La chronique du Capitaine 2020-4 : Viviers

Nous voici à Viviers. Très belle surprise, la vieille ville est splendide ainsi que le port, mais un peu juste d’accès. J’ai le profondimètre marqué 0,2, 0,1 et même 0,0 mètre sous la quille mais j’ai passé et nous en profitons pour une bonne soirée et une bonne nuit de repos.

Par contre le trajet à date n’a pas été de tout repos. Une mise à l’eau impeccable le mardi matin où j’avais deux copains du port venus me saluer pour mon départ. La journée précédente Mireille était venue me saluer et Françoise et Gilles étaient venus me saluer à mon arrivée à la marina de Port-Saint-Louis-du-Rhône, mais une fuite d’eau que je n’arrivais pas à trouver me causait des ennuis, mais une fois trouvée ça n’a pris que 5 minutes et tout était réglé, mais malheureusement je n’ai pas pu leur accorder l’attention voulue, excusez-moi. Ensuite 3 allers-retours à l’inter-marché pour faire le plein de diesel ­et dring, le téléphone sonne, c’est Jean-Bernard qui me dit être arrivé au port. J’étais au marché pour quelques achats, je m’empresse d’aller les rejoindre et nous voilà au bateau que je n’ai pas encore eu le temps de tout remettre en ordre, pas pour la meilleure impression, mais j’ai eu la chance de connaître Sylvie, la femme de Jean-François,  à Barbentane pas loin d’Avignon.

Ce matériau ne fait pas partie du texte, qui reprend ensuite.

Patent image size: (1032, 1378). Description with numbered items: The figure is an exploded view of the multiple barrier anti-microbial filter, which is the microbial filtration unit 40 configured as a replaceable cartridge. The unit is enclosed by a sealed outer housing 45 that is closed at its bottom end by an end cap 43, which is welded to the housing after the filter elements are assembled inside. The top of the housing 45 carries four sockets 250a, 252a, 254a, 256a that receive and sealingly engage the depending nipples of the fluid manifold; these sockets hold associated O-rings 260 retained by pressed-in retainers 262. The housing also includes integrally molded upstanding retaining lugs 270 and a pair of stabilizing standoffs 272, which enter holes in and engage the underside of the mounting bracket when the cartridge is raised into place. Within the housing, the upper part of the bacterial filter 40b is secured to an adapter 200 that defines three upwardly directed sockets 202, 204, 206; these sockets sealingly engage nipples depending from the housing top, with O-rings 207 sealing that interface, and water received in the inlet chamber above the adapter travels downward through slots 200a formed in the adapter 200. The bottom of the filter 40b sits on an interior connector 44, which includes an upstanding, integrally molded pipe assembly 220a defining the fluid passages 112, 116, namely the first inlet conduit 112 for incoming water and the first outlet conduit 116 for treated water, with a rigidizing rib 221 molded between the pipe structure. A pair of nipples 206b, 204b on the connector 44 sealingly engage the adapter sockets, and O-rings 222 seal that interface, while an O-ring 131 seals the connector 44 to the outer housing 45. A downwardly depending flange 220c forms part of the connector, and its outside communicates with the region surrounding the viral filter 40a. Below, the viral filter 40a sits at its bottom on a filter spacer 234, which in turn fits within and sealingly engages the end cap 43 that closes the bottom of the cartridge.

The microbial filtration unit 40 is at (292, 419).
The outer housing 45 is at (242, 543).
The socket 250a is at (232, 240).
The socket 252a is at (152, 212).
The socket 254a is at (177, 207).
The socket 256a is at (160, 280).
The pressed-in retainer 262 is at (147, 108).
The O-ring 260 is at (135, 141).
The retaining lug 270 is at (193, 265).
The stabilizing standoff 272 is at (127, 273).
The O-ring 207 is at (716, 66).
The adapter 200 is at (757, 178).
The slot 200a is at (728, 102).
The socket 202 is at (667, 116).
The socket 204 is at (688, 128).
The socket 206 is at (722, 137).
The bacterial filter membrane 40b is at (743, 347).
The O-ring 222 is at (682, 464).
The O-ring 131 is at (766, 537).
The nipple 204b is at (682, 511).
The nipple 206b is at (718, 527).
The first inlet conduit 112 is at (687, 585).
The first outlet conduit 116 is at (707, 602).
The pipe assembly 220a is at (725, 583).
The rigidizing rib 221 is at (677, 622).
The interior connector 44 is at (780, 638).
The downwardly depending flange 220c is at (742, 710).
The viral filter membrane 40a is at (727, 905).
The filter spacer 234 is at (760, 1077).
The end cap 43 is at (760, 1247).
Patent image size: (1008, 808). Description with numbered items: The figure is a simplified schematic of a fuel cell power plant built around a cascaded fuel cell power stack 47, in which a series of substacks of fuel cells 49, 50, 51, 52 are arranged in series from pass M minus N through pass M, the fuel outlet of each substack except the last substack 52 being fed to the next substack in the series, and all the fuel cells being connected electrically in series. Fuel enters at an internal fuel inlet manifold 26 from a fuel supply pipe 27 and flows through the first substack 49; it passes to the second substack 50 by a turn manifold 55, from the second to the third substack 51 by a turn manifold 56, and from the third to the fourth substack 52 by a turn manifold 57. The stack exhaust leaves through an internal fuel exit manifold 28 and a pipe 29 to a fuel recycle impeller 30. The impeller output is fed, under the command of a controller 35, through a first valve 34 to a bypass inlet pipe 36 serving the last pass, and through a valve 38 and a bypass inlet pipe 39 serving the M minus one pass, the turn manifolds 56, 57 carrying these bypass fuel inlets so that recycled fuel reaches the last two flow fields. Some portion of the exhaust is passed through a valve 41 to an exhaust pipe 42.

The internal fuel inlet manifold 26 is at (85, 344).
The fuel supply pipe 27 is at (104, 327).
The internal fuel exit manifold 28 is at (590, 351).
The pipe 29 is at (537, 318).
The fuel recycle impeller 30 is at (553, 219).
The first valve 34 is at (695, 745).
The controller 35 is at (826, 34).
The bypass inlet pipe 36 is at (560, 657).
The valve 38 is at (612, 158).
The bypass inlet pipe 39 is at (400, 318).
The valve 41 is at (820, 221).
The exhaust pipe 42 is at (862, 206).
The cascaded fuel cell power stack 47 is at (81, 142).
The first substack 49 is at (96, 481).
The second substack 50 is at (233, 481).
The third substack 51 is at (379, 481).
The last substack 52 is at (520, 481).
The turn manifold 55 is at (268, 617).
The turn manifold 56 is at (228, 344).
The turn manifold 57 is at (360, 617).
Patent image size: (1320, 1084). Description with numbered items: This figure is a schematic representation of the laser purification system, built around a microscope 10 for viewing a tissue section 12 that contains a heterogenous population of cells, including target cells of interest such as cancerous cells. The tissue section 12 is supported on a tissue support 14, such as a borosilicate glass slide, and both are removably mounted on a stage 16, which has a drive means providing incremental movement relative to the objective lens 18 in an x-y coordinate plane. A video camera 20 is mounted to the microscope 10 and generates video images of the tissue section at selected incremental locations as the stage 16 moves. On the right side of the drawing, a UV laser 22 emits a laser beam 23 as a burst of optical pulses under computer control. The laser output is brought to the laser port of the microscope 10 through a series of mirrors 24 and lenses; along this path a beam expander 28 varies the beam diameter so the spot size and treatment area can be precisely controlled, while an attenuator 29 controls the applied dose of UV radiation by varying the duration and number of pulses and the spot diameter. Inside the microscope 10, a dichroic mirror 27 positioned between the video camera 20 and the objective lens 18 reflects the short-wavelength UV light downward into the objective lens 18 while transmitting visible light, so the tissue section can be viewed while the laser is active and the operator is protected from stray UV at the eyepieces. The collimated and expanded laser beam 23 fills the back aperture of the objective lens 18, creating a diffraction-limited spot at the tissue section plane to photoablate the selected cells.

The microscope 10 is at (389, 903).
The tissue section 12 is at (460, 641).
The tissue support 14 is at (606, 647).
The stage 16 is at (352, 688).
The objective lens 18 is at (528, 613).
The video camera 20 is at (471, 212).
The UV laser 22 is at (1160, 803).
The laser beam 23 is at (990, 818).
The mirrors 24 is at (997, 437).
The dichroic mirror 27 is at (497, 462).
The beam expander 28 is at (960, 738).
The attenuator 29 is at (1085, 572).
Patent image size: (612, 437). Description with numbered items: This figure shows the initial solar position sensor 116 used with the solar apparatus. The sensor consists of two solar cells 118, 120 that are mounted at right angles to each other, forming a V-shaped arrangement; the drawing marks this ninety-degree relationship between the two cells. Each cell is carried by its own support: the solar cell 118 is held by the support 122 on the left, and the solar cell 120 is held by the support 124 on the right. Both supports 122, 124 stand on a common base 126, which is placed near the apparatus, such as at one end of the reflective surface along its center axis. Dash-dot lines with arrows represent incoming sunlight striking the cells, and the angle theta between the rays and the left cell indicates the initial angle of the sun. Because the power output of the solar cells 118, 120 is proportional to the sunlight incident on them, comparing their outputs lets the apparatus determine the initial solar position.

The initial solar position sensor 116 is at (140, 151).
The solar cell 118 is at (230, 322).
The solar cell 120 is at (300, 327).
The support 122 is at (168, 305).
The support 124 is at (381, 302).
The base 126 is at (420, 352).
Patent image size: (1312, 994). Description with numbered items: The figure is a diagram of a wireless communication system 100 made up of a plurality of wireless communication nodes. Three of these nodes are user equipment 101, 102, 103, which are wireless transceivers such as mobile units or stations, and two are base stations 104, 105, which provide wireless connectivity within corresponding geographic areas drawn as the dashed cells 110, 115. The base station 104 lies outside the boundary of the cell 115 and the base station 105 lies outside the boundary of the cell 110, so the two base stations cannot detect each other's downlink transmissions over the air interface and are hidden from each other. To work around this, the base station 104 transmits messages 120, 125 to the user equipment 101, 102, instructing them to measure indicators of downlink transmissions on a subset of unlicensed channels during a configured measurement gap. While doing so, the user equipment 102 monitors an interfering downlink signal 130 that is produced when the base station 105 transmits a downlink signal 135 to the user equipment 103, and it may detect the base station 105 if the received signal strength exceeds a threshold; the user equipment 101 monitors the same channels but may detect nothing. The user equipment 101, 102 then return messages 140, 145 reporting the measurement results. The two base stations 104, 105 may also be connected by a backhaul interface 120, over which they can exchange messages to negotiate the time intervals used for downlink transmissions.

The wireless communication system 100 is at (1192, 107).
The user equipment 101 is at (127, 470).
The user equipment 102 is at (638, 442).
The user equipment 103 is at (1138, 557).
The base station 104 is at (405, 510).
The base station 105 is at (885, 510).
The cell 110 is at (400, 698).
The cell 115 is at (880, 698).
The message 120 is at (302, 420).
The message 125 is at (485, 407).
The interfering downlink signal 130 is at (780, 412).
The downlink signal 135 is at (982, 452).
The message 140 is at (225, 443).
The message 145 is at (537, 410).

Après une nuit pas mieux qu’il ne faut, le lendemain c’est le départ. L’écluse ouvre à 8h45, nous sommes 4 bateaux à tourner en rond pour attendre que le pont et l’écluse s’ouvrent et voilà notre 1ère écluse est passée. Le Rhône ne semble pas décidé à nous faire découvrir ses charmes, disons même qu’il est plutôt monotone et c’est encore pire avec les averses, les orages et même des éclairs et tonnerre, mais voilà Arles, notre premier arrêt. Déception :  il y a bien un ponton tel qu’annoncé dans le guide nautique mais on ne peut pas en sortir et le numéro de téléphone affiché ne répond pas. Nous avons tous déjà vue Arles donc on décide de quitter pour Vallabrègues,  le prochain arrêt selon le guide où nous pouvons y passer la nuit.

Vallabrègues, petit quai et reçus à la merveille par des plaisanciers de l’endroit. Surprise pour moi mais Barbentane n’est pas loin, Jean-François appelle Sylvie qui nous invite pour le souper. On accepte, mais avant on va aller visiter Vallabrègues pour ensuite être pris en charge par Sylvie. Très bon souper et là on décide de rester coucher avant le départ le lendemain matin pour Avignon.

Arrêt à Avignon, quelques photos dont le célèbre pont, le palais des papes, la librairie L’eau Vive qui a déjà appartenu à Jean-François et Sylvie et départ pour Saint-Étienne-des-Sorts. Une autre mauvaise surprise, aucun endroit pour s’arrêter sinon à l’épaule, d’anciennes péniches qui ont des signes de ne pas s’amarrer, merde il est 19h15 et je décide d’y passer la nuit, au moins nous avons bien dormi.

Le lendemain matin , 7h45 départ pour Viviers, mais il faut quand même dire que nous passerons la plus grosse écluse de France ‘Bollène’ avec 23 mètres de dénivellation et qui est déjà notre cinquième écluse du voyage et nous sommes dans un bel endroit. Pour ceux à qui ça peut intéresser nous avons déjà parcouru 159 kilomètres et 5 écluses.